312
was all it said. Short and sweet and all he needed to know.
He ran for the elevator, pushed the button. It took too damn long, so he searched for and found the sign for the stairs. He took them up, three at a time.
And there it was. Suite 312. He knocked, knowing that he was probably going to wake up her friends, but he didn’t give a good goddamn. He knocked again, even louder, and the door opened.
Rosie stood there, and for several seconds, neither of them moved. And then they both did, both at once, and she was in his arms and Jesus Lord save him, he was finally kissing her.
She was sweetness and fire, kissing him back so fiercely, that his heart damn near exploded in his chest.When he finally pulled away, breathless and dizzy, she was laughing and maybe even crying a little, too.
“I’ve never done anything even remotely like this before,” Rosie told him. “I just … I don’t do this.”
Frank didn’t either. Never before this. And probably, in all honesty, never again. “I have to go,” he told her. Words she’d hear from him again and again, unless she came to her senses in the next few hours, days, weeks,
months
. It was quite probably going to be
months
before he could arrange a trip to Hartford to see her again. And it would take him far longer, unless he broke into that savings account where he’d stashed his inheritance from his mother—all nine thousand dollars of it.
Still, he kissed Rosie again, longer, slower, deeper this time, loving the way she melted into his arms.
“My email address is on my business card,” she whispered. “Write me, okay?”
“This is crazy,” he said, touching the softness of her cheek, trying to memorize her face, her eyes.
She laughed up at him. “Good crazy,” she told him. “
Really
good crazy.”
He kissed her again, both cursing and grateful for her roommates. If they’d been in her hotel room instead of out here in the hall, their clothes would already be off. And if there was one thing he was certain of, it was that she deserved better than a five-minute fuck, culminating with him running out the door to hail a cab, hauling up the zipper on his fly, shoes in his hands.

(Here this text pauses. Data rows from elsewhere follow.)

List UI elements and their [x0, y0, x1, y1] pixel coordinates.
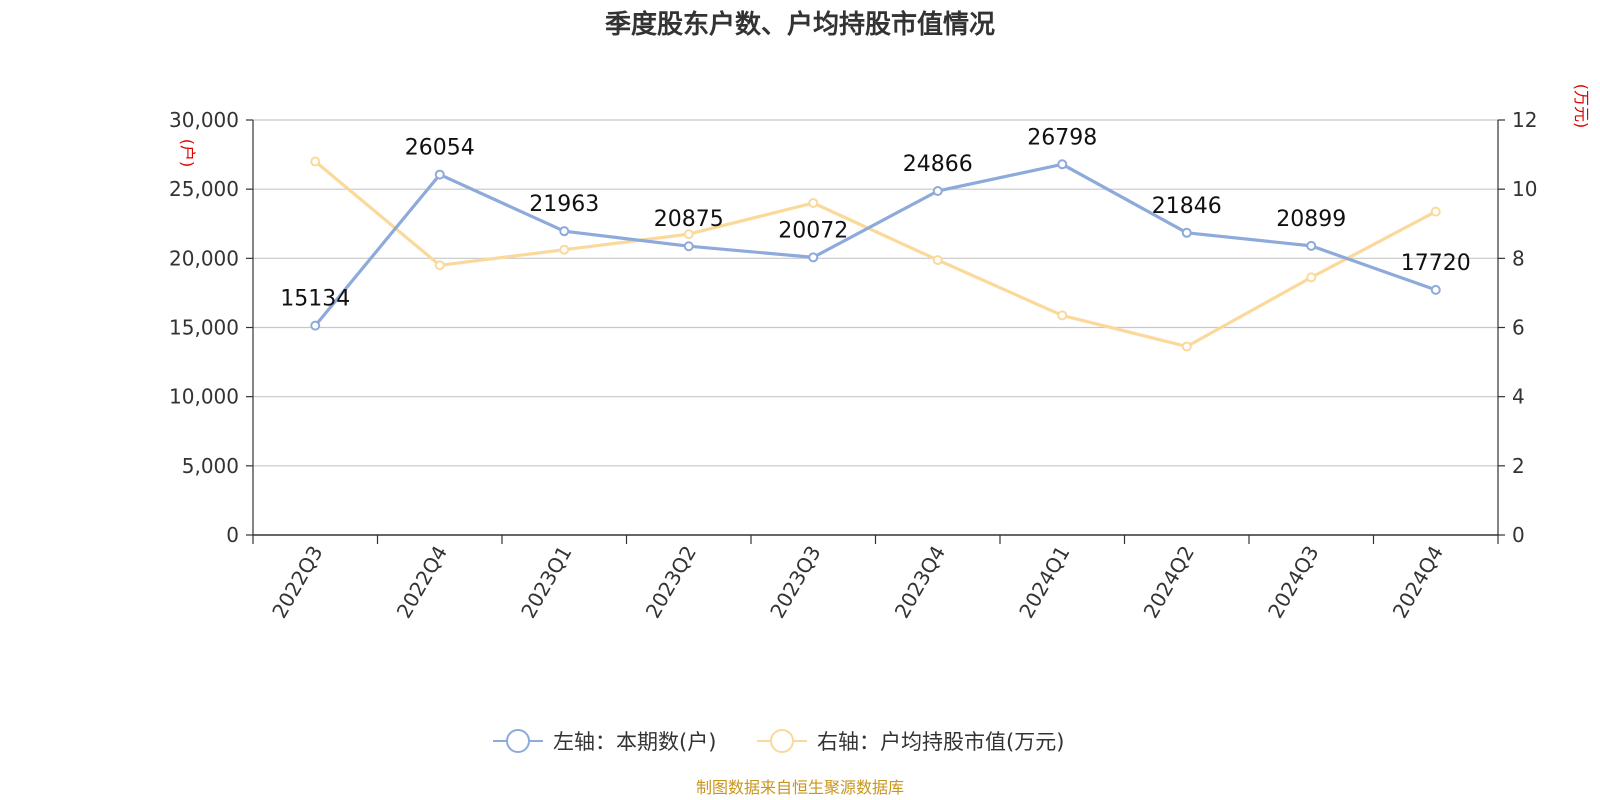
- data-point-left: [683, 241, 694, 252]
- right-tick-label: 2: [1512, 454, 1525, 478]
- right-axis-unit: (万元): [1572, 84, 1591, 129]
- data-point-left: [1057, 159, 1068, 170]
- data-label: 21963: [529, 192, 599, 217]
- source-note: 制图数据来自恒生聚源数据库: [696, 778, 904, 797]
- legend-left-label: 左轴：本期数(户): [553, 730, 716, 754]
- data-point-right: [1057, 310, 1068, 321]
- legend-item-right-series[interactable]: 右轴：户均持股市值(万元): [757, 729, 1064, 754]
- left-tick-label: 30,000: [169, 108, 239, 132]
- series-lines: [314, 160, 1437, 349]
- data-label: 26054: [405, 136, 475, 161]
- x-tick-label: 2024Q4: [1388, 542, 1448, 623]
- data-point-right: [1181, 341, 1192, 352]
- data-point-left: [1430, 284, 1441, 295]
- chart-title: 季度股东户数、户均持股市值情况: [605, 9, 995, 40]
- data-label: 26798: [1027, 125, 1097, 150]
- data-label: 15134: [280, 287, 350, 312]
- x-tick-label: 2022Q3: [267, 542, 327, 623]
- data-point-left: [808, 252, 819, 263]
- left-tick-label: 5,000: [182, 454, 239, 478]
- legend[interactable]: 左轴：本期数(户) 右轴：户均持股市值(万元): [493, 729, 1064, 754]
- x-tick-label: 2022Q4: [392, 542, 452, 623]
- series-line-right: [314, 160, 1437, 349]
- legend-right-label: 右轴：户均持股市值(万元): [817, 730, 1064, 754]
- data-label: 20899: [1276, 207, 1346, 232]
- data-point-left: [434, 169, 445, 180]
- left-tick-label: 25,000: [169, 177, 239, 201]
- data-point-right: [1306, 272, 1317, 283]
- x-tick-label: 2023Q4: [890, 542, 950, 623]
- x-tick-label: 2023Q2: [641, 542, 701, 623]
- data-point-right: [808, 198, 819, 208]
- data-label: 17720: [1401, 251, 1471, 276]
- right-tick-label: 10: [1512, 177, 1537, 201]
- series-line-left: [314, 162, 1437, 327]
- legend-left-circle-icon: [506, 729, 530, 753]
- data-point-right: [559, 244, 570, 255]
- data-point-left: [932, 186, 943, 197]
- legend-item-left-series[interactable]: 左轴：本期数(户): [493, 729, 716, 754]
- axes: 0 5,000 10,000 15,000 20,000 25,000 30,000 0 2 4 6…: [169, 108, 1537, 622]
- data-labels: 15134 26054 21963 20875 20072 24866 26798 21846…: [280, 125, 1471, 311]
- data-label: 24866: [903, 152, 973, 177]
- grid-lines: [253, 119, 1498, 467]
- left-tick-label: 15,000: [169, 316, 239, 340]
- data-point-right: [434, 260, 445, 271]
- series-points: [310, 156, 1441, 352]
- data-point-left: [1306, 240, 1317, 251]
- data-label: 21846: [1152, 194, 1222, 219]
- x-tick-label: 2024Q3: [1263, 542, 1323, 623]
- x-tick-label: 2024Q1: [1014, 542, 1074, 623]
- left-axis-unit: (户): [178, 139, 197, 168]
- data-label: 20072: [778, 218, 848, 243]
- data-point-left: [1181, 227, 1192, 238]
- x-tick-label: 2023Q3: [765, 542, 825, 623]
- x-tick-label: 2023Q1: [516, 542, 576, 623]
- legend-right-circle-icon: [770, 729, 794, 753]
- left-tick-label: 10,000: [169, 385, 239, 409]
- data-point-right: [310, 156, 321, 167]
- x-tick-label: 2024Q2: [1139, 542, 1199, 623]
- data-label: 20875: [654, 207, 724, 232]
- data-point-right: [683, 229, 694, 240]
- data-point-right: [932, 255, 943, 266]
- right-tick-label: 4: [1512, 385, 1525, 409]
- data-point-left: [559, 226, 570, 237]
- left-tick-label: 20,000: [169, 246, 239, 270]
- data-point-right: [1430, 206, 1441, 217]
- data-point-left: [310, 320, 321, 331]
- left-tick-label: 0: [226, 523, 239, 547]
- right-tick-label: 0: [1512, 523, 1525, 547]
- right-tick-label: 8: [1512, 246, 1525, 270]
- right-tick-label: 12: [1512, 108, 1537, 132]
- right-tick-label: 6: [1512, 316, 1525, 340]
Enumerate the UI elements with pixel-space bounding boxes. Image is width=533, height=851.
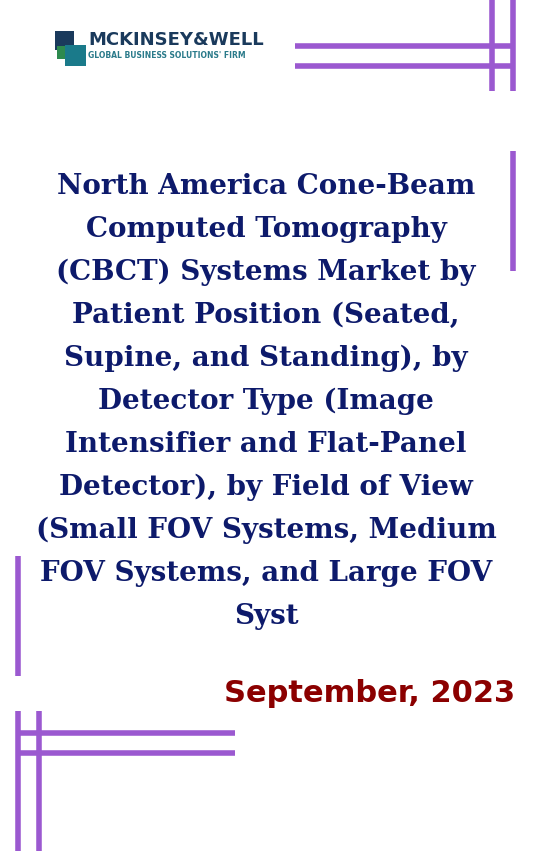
- Text: Supine, and Standing), by: Supine, and Standing), by: [64, 345, 468, 373]
- Text: (Small FOV Systems, Medium: (Small FOV Systems, Medium: [36, 517, 496, 545]
- Text: September, 2023: September, 2023: [224, 678, 515, 707]
- Text: Intensifier and Flat-Panel: Intensifier and Flat-Panel: [65, 431, 467, 458]
- Text: Detector), by Field of View: Detector), by Field of View: [59, 474, 473, 501]
- Text: FOV Systems, and Large FOV: FOV Systems, and Large FOV: [40, 560, 492, 587]
- Text: North America Cone-Beam: North America Cone-Beam: [57, 173, 475, 200]
- Bar: [65, 45, 86, 66]
- Text: (CBCT) Systems Market by: (CBCT) Systems Market by: [56, 259, 476, 286]
- Bar: [57, 46, 70, 59]
- Text: MCKINSEY&WELL: MCKINSEY&WELL: [88, 31, 264, 49]
- Text: Syst: Syst: [233, 603, 298, 630]
- Text: GLOBAL BUSINESS SOLUTIONS' FIRM: GLOBAL BUSINESS SOLUTIONS' FIRM: [88, 50, 246, 60]
- Bar: [55, 31, 74, 50]
- Text: Detector Type (Image: Detector Type (Image: [98, 388, 434, 415]
- Text: Computed Tomography: Computed Tomography: [86, 216, 447, 243]
- Text: Patient Position (Seated,: Patient Position (Seated,: [72, 302, 460, 329]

But Lord help him, because what he wanted and what he
wanted
were not the same thing.
And she was thinking along the same lines. “Do you want …?”
He waited, sure this time that she was not going to offer him coffee.
“I could …” She cleared her throat. “Come with you to your, um, hotel and … help you pack your suitcase?”
She actually blushed because they both knew damn well that neither of them would pack any kind of suitcase if they went back to his room. Not that he even had a suitcase. He always traveled with his seabag, a duffel that he could just throw everything into—clean clothes and dirty laundry mixed together, because who the hell cared?
But the thing in his chest was swelling even larger. It was way past his throat now. It pushed on the backs of his eyes, making him feel as if—sweet Jesus—as if he might actually start bawling like a baby. Because what she was telling him was …
“You’re that sure about me?” he asked, his voice coming out no louder than a whisper. She nodded. She was.
“Let me grab my sneakers,” she told him now, disappearing to do just that.
Sneakers. With sneakers on her feet, they’d both be able to run much farther and faster. They could get to the Sheraton in enough time to spend
ten
minutes …
“We should wait,” Frank heard himself saying. “I want to wait.”
She was back in a sneaker-clad flash, looking at him as if he were from Mars, so he tried to explain.
“I want to do this right,” he told her. “How about we meet for Christmas? Right back here, in New Orleans.” He could take her to dinner someplace elegant and romantic. Someplace with dancing and champagne. And only then would they go back to the hotel, where they’d make love—slowly, tenderly—all night long.